Another issue that occupied the Tridentine reformers in the final months was the appointment of bishops. Even before De Guise’s arrival, the French cardinal was rumored to believe “crazy things” about bishops—that they should be elected to office (Sebastiano Gualterio, quoted in Robert Trisco, “The Debate on the Election of Bishops in the Council of Trent” 262). In France and in much of Catholic Europe, rulers had often been granted the right to nominate successors to vacant sees in their territories. De Guise himself had been royally named an archbishop at the tender age of thirteen when his uncle, the previous archbishop of Reims, resigned (Trisco, 261). Yet on May 13, 1563, he stood before the council and argued that “election by the clergy took place according to the most ancient law out of the traditions of the apostles, although the confirmation was done by archbishops” (Paleotti, III.612, my translation). It was “absurd that even women, as in England and Scotland, who can neither teach nor speak in a church, nominate as bishops whomever they want” (III.613, my translation). (It is worth pointing out that the regent of France at this point, the ruler who had sent De Guise and his fellow French bishops to Trent, was Catherine de’ Medici.) To protect the church from the decisions of incompetent monarchs—whether minors or women—De Guise advocated for a return “to the form of the ancient church” (ibid.).

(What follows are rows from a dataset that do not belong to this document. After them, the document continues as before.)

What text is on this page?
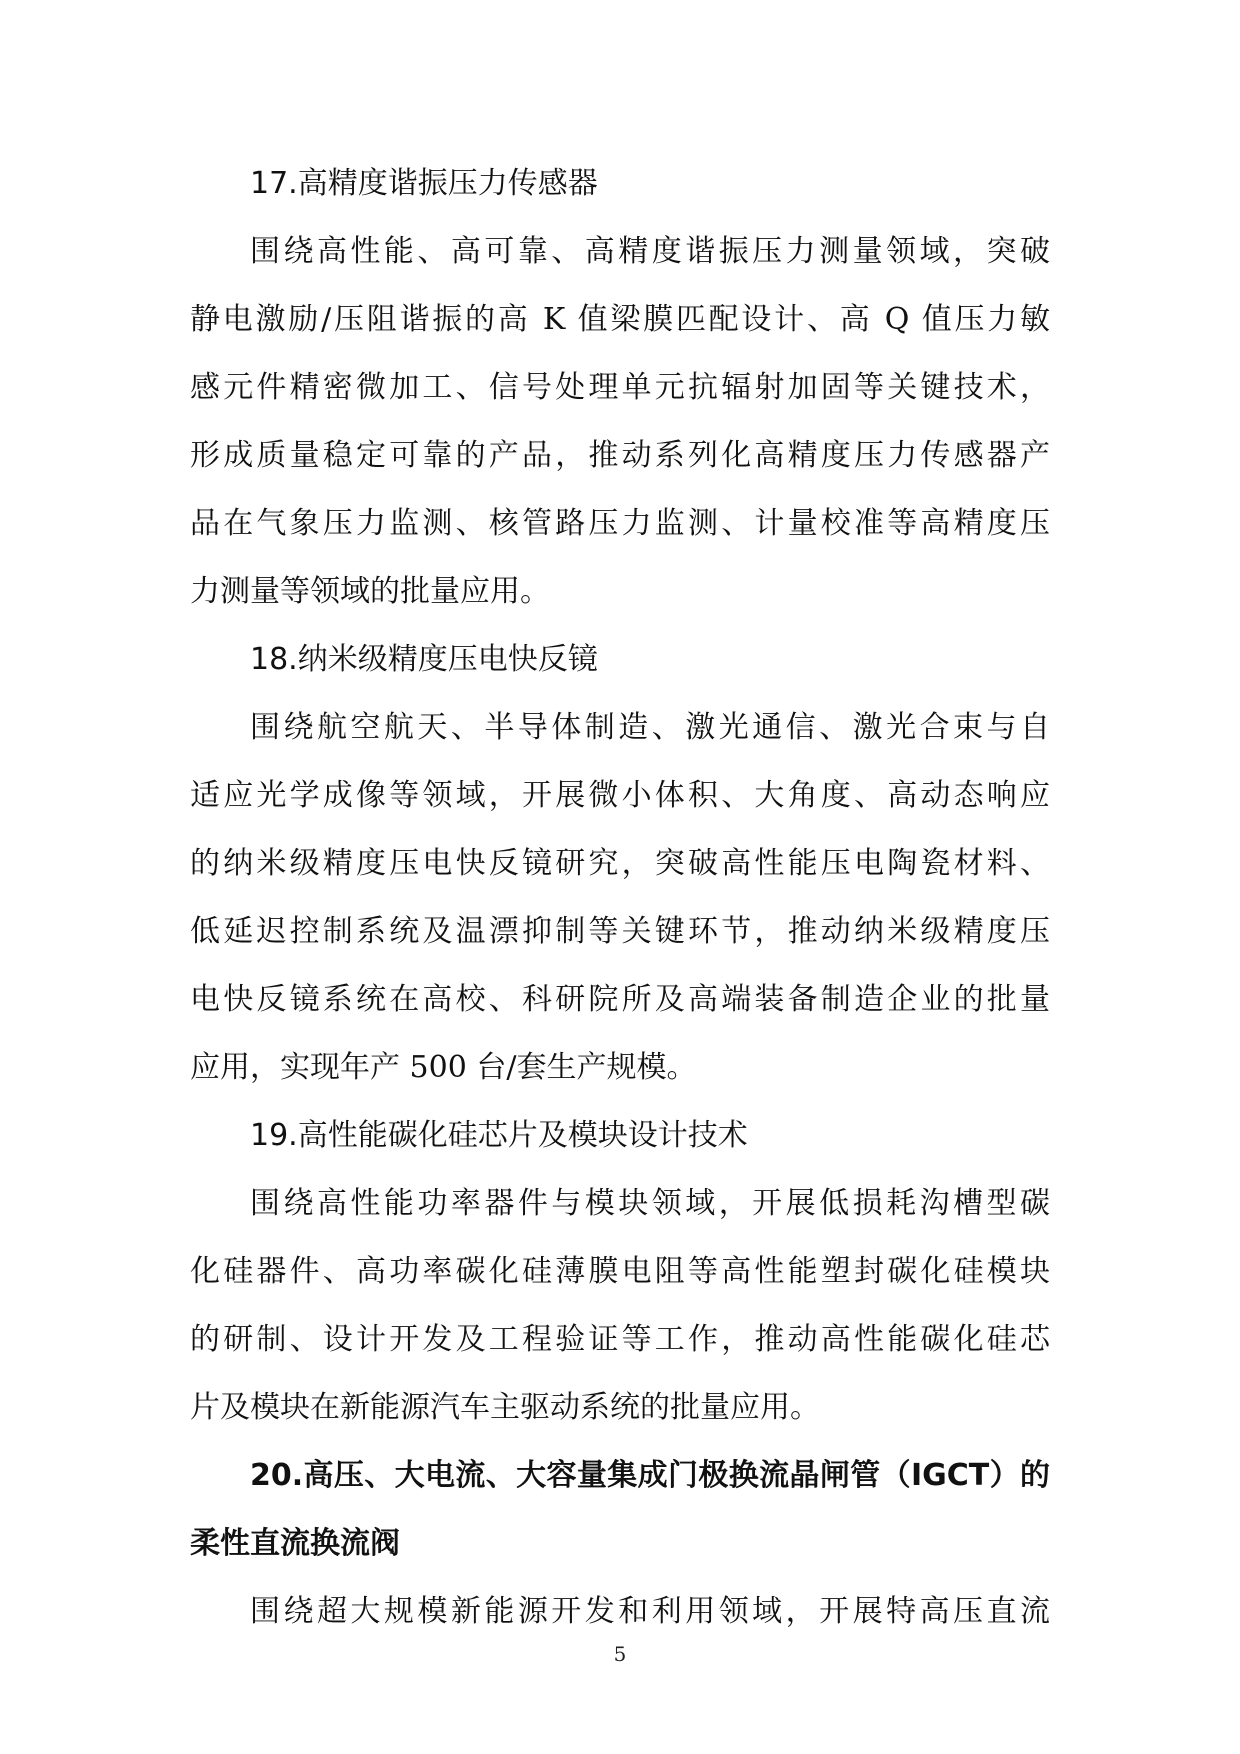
17.高精度谐振压力传感器
围绕高性能、高可靠、高精度谐振压力测量领域，突破
静电激励/压阻谐振的高 K 值梁膜匹配设计、高 Q 值压力敏
感元件精密微加工、信号处理单元抗辐射加固等关键技术，
形成质量稳定可靠的产品，推动系列化高精度压力传感器产
品在气象压力监测、核管路压力监测、计量校准等高精度压
力测量等领域的批量应用。
18.纳米级精度压电快反镜
围绕航空航天、半导体制造、激光通信、激光合束与自
适应光学成像等领域，开展微小体积、大角度、高动态响应
的纳米级精度压电快反镜研究，突破高性能压电陶瓷材料、
低延迟控制系统及温漂抑制等关键环节，推动纳米级精度压
电快反镜系统在高校、科研院所及高端装备制造企业的批量
应用，实现年产 500 台/套生产规模。
19.高性能碳化硅芯片及模块设计技术
围绕高性能功率器件与模块领域，开展低损耗沟槽型碳
化硅器件、高功率碳化硅薄膜电阻等高性能塑封碳化硅模块
的研制、设计开发及工程验证等工作，推动高性能碳化硅芯
片及模块在新能源汽车主驱动系统的批量应用。
20.高压、大电流、大容量集成门极换流晶闸管（IGCT）的柔性直流换流阀
围绕超大规模新能源开发和利用领域，开展特高压直流
5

Others immediately balked: “when the emperor, kings, and every commonwealth submitted to the decrees of this holy council,” that would be safeguard enough—as well as their due reward for the political support that the council needed (III.617).

The ultimate decision, delayed until November 1563, was to maintain the status quo but to impose higher standards: “Without wishing to change any arrangements at the present time, the council exhorts and charges all who have any right under any title from the apostolic see in the appointment of prelates, or assist the process in any way, to have as their first consideration that they can do nothing more conducive to the glory of God and the salvation of the people than to have every concern to appoint good shepherds who are fitted to guide the church” (ed. Tanner II.760). The tentative language hints at the contested nature of the decree—and the way in which the conversation developed to articulate what an ideal bishop should be like. Years later, when Paleotti was a bishop, he worked to revise his Acta of the council for publication. Such a publication would have been a kind of contemporary church history. But the changing and contested reception of Trent made it difficult, even impossible, to publish notebooks like Paleotti’s (Jedin, 39). The fluidity behind the final decrees was obscured, left for us to reconstruct from the letters, notes, and other records for an intellectual history of church councils.